Operation Web Tryp
- Date: July 21, 2004 (end date)
- Type: Law enforcement operation
- Cause: Investigation of "research chemical" websites
- Motive: To stop the distribution of unscheduled tryptamines and phenethylamines
- Target: Websites selling "grey market" drugs
- Outcome: 10 arrests shutdown of 5 websites seizure of assets
- Deaths: 2 (attributed to products from the websites)
- Injuries: 14 non-fatal overdoses
- Arrests: 10 (Operation Web Tryp) 22 (Operation Ismene)
- Convicted: Website owner sentenced to 410 years
- Charges: Drug distribution

= Operation Web Tryp =

American DEA investigation into 'grey market' drugs

Operation Web Tryp was a United States Drug Enforcement Administration operation that ended on July 21, 2004 with the arrests of 10 persons. Its purpose was to investigate web sites suspected of distribution of unscheduled, unregulated tryptamines and phenethylamines of questionable legality. This trade in "grey market" drugs, which were not explicitly illegal but potentially prosecutable as drug analogs, became known as the "research chemical" trade; a euphemism to suggest that the chemicals were being sold for industrial or academic research rather than human consumption.

Five websites were involved in Operation Web Tryp. One of these websites, pondman.nu, was allegedly taking in U.S. $20,000 per week and grossed $700,000 before being shut down. Another, racresearch.com, reportedly grossed $500,000 in 14 months.

In 2005, a court ruled that AMT sold by pondman.nu caused the April 2002 death of an 18-year-old male in upstate New York and the site's owner was sentenced to 410 years in prison. The DEA also alleged a product sold by americanchemicalsupply.com caused the death of a 22-year-old Louisiana man. Fourteen other non-fatal overdose incidents requiring hospitalization were also cited by the DEA.
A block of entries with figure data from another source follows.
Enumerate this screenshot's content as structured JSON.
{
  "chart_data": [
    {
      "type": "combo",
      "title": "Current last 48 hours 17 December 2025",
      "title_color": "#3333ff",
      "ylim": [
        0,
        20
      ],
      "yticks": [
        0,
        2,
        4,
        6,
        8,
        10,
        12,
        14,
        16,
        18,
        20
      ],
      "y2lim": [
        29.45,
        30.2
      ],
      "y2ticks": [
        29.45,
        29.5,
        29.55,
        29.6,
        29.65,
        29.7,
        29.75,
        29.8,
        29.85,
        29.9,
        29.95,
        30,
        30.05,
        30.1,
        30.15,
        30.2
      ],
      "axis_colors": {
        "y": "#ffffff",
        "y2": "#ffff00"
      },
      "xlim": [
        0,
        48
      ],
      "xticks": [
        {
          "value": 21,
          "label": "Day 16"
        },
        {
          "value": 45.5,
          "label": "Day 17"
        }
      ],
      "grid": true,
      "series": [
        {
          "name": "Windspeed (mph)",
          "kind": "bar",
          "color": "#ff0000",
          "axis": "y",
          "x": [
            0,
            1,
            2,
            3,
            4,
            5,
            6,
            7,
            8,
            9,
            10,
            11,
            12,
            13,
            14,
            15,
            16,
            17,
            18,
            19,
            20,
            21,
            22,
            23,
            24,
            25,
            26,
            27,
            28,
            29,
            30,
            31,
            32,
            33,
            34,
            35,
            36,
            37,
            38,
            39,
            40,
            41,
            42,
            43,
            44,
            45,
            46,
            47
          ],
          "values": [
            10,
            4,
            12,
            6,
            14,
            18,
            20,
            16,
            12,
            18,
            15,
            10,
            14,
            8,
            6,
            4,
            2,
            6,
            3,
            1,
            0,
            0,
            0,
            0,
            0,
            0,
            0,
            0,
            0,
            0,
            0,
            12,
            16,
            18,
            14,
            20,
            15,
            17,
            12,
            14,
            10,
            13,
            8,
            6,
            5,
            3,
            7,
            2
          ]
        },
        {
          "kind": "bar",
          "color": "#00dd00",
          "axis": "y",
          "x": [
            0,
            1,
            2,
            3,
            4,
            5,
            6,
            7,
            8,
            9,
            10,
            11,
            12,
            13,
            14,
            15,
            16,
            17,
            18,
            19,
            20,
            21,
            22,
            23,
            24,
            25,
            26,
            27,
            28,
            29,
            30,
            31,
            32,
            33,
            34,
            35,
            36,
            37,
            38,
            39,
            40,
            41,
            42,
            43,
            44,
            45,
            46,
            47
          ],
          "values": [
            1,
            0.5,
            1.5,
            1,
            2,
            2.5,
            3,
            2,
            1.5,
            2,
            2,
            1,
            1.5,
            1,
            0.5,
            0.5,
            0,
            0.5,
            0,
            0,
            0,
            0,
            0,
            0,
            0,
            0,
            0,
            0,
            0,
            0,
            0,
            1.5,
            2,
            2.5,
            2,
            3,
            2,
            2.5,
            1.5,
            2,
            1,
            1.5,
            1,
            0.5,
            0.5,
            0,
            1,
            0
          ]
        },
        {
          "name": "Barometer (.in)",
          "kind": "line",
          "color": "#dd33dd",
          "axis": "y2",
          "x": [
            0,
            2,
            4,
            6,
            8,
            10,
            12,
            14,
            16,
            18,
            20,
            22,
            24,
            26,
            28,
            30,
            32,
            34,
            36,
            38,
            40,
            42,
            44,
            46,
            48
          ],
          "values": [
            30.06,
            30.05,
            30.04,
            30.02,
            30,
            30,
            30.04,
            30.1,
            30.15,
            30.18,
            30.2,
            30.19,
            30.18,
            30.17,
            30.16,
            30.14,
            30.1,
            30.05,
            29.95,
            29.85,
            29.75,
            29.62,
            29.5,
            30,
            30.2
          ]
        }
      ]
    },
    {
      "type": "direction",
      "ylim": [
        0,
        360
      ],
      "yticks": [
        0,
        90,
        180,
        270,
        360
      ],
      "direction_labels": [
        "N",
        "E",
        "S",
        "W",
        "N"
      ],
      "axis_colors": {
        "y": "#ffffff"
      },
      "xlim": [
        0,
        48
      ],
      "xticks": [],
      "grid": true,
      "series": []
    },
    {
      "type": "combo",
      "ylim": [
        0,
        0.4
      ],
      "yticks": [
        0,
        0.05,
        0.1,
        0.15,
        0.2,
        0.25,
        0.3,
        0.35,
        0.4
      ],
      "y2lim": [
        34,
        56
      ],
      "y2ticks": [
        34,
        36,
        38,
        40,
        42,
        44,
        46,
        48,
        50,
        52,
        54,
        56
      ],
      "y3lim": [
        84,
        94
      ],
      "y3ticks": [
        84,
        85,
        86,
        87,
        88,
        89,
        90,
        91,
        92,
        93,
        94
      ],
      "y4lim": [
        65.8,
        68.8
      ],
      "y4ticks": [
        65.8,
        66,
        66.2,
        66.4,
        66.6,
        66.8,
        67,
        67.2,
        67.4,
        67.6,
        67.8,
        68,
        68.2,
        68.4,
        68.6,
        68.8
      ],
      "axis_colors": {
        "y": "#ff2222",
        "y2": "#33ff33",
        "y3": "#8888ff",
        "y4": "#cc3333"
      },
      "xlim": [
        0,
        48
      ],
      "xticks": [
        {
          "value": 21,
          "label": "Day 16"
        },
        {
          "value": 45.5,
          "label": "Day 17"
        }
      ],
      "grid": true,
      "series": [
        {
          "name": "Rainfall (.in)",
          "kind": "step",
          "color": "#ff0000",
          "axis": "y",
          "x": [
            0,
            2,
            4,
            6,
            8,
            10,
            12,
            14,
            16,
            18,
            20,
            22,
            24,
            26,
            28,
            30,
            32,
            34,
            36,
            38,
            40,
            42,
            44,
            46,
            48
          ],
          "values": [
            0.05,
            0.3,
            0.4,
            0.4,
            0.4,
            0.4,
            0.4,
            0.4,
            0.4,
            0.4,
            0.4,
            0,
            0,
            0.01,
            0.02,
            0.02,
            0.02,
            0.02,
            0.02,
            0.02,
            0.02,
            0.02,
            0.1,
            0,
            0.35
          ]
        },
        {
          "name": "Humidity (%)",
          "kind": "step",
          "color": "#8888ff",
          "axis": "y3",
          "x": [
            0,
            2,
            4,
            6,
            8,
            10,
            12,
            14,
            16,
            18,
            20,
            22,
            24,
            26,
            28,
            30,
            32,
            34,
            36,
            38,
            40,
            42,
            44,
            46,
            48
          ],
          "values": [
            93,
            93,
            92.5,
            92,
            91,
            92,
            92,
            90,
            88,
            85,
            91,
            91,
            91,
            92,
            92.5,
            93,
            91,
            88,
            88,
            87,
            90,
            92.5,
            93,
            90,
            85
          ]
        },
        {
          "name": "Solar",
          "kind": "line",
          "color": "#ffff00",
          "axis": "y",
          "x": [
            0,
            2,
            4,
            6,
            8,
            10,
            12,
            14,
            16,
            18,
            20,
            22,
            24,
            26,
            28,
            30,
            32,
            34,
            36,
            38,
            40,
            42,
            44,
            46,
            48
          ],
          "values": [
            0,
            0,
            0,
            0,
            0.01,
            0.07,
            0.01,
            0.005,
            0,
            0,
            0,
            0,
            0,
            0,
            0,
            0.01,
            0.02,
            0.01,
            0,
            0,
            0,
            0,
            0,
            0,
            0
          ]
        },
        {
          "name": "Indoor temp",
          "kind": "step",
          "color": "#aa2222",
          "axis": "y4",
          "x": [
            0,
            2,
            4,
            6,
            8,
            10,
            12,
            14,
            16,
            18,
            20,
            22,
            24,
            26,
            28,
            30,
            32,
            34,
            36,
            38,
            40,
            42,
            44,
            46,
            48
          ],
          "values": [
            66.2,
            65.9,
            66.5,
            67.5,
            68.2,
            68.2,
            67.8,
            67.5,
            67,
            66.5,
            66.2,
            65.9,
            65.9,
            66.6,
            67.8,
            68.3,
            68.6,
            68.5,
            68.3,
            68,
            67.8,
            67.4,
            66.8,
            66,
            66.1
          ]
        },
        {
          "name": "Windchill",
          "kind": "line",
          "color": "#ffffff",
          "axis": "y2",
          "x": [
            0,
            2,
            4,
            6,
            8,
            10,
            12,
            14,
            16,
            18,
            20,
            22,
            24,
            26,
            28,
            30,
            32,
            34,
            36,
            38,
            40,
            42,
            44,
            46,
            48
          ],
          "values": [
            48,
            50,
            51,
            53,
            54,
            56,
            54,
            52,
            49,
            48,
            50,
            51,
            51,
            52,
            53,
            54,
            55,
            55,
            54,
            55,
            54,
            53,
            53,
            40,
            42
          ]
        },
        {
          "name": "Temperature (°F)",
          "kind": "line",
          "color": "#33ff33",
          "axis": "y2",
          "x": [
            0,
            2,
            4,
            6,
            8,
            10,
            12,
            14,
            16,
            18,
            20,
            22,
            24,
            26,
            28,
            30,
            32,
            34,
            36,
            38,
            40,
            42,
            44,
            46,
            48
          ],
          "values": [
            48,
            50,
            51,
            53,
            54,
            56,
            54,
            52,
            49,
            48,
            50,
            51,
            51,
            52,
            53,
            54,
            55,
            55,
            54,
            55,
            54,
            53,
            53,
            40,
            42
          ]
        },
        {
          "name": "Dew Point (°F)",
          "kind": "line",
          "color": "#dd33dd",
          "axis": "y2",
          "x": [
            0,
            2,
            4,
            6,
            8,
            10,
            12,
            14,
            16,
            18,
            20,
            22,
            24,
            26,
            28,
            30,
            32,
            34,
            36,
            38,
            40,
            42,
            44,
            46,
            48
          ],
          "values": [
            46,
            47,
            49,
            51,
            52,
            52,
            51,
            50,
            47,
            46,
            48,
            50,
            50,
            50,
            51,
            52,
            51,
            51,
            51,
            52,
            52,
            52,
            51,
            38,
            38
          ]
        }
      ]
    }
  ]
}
In December 2004, using credit card information provided by the DEA, British police arrested 22 UK residents who had purchased 2C-I through the seized web sites (Operation Ismene). No one was jailed and most were released without charge. No customers in the United States were known to be arrested.

== Legality ==
Although these chemicals were not yet scheduled, a long shadow was cast on their legality by the 1986 Federal Analog Act. This Act and the United States v. Forbes Colorado federal district court case stipulated that the burden of proof, in regards for the intention for human consumption, was on the government if any prosecution under the Federal Analog Act was to occur. Additionally, legal ambiguities regarding the legality of certain analogs of scheduled substances had been established in the aforementioned court case (In particular, the similarities of AET and DMT were debated).